De acordo com o Ministério da Saúde, o intervalo de tempo entre o primeiro contato com o vírus até o início dos sinais e sintomas (período de incubação) varia de três a 16 dias, mas pode chegar a 21 dias. Depois que as crostas na pele desaparecem, a pessoa infectada deixa de transmitir o vírus. As erupções na pele geralmente começam dentro de um a três dias após o início da febre, mas podem aparecer antes.

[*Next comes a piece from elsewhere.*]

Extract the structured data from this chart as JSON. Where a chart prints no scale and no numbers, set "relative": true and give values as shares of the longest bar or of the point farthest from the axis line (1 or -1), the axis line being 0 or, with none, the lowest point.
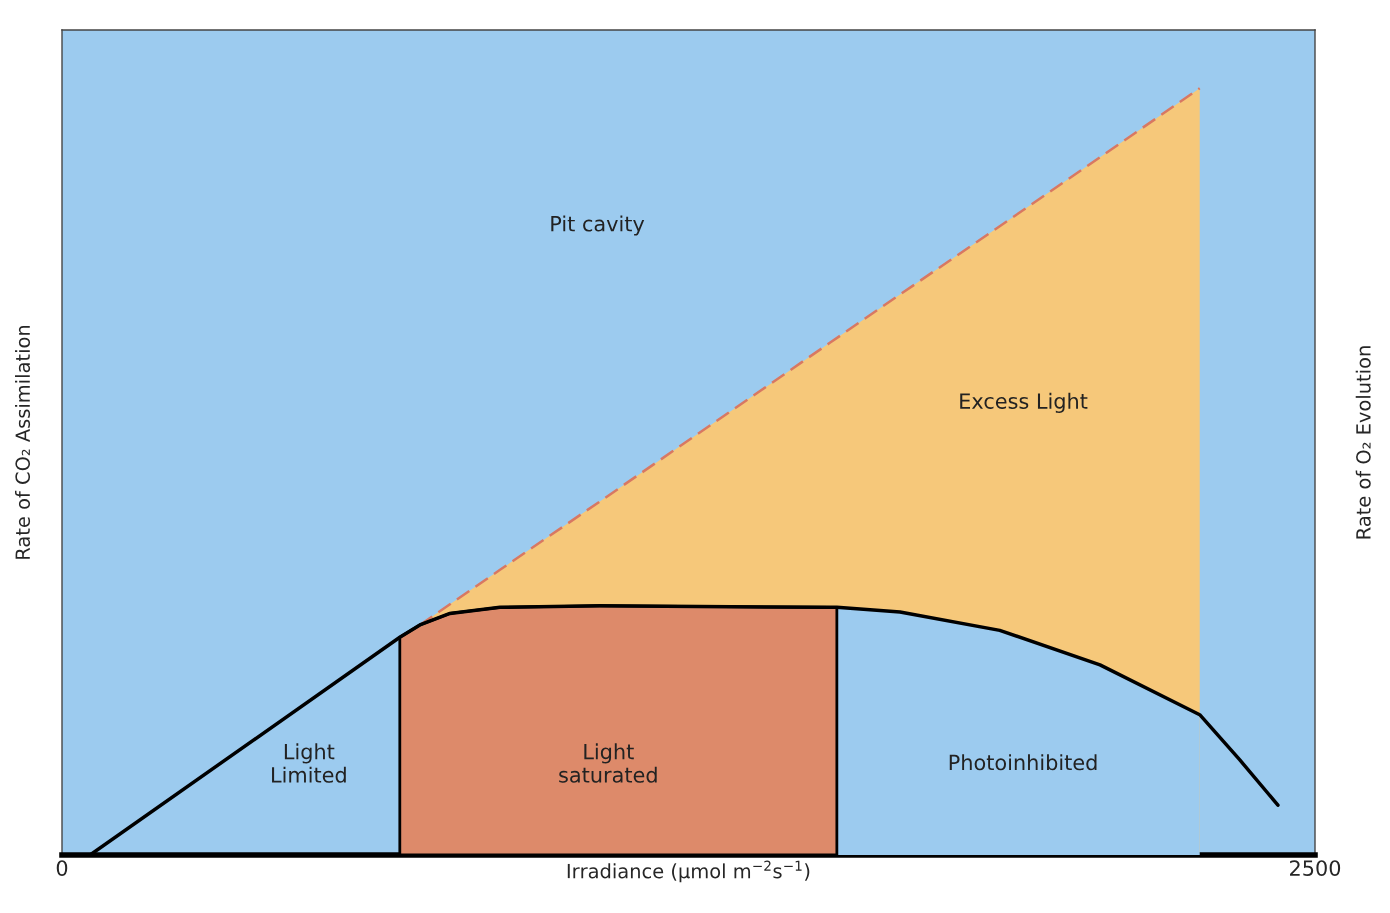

As lesões podem ser planas ou levemente elevadas, preenchidas com líquido claro ou amarelado, podendo formar crostas que secam e caem. O número de lesões em uma pessoa pode variar de algumas a milhares. As erupções tendem a se concentrar no rosto, na palma das mãos e na planta dos pés, mas podem ocorrer em qualquer parte do corpo, inclusive na boca, nos olhos, nos órgãos genitais e no ânus.

Emergência
Em maio de 2023, quase uma semana após alterar o status da covid-19, a OMS declarou que a mpox não configurava mais emergência em saúde pública de importância internacional. Em julho de 2022, a entidade havia decretado status de emergência em razão do surto da doença em diversos países.

“Assim como com a covid-19, o fim da emergência não significa que o trabalho acabou. A mpox continua a apresentar desafios de saúde pública significantes que precisam de resposta robusta, proativa e sustentável”, declarou, à época, o diretor-geral da OMS, Tedros Adhanom Ghebreyesus.

“Casos relacionados a viagens, registrados em todas as regiões, demonstram a ameaça contínua. Existe risco, em particular, para pessoas que vivem com infecção por HIV não tratada. Continua sendo importante que os países mantenham sua capacidade de teste e seus esforços, avaliem os riscos, quantifiquem as necessidades de resposta e ajam prontamente quando necessário”, finalizou Tedros em 2023.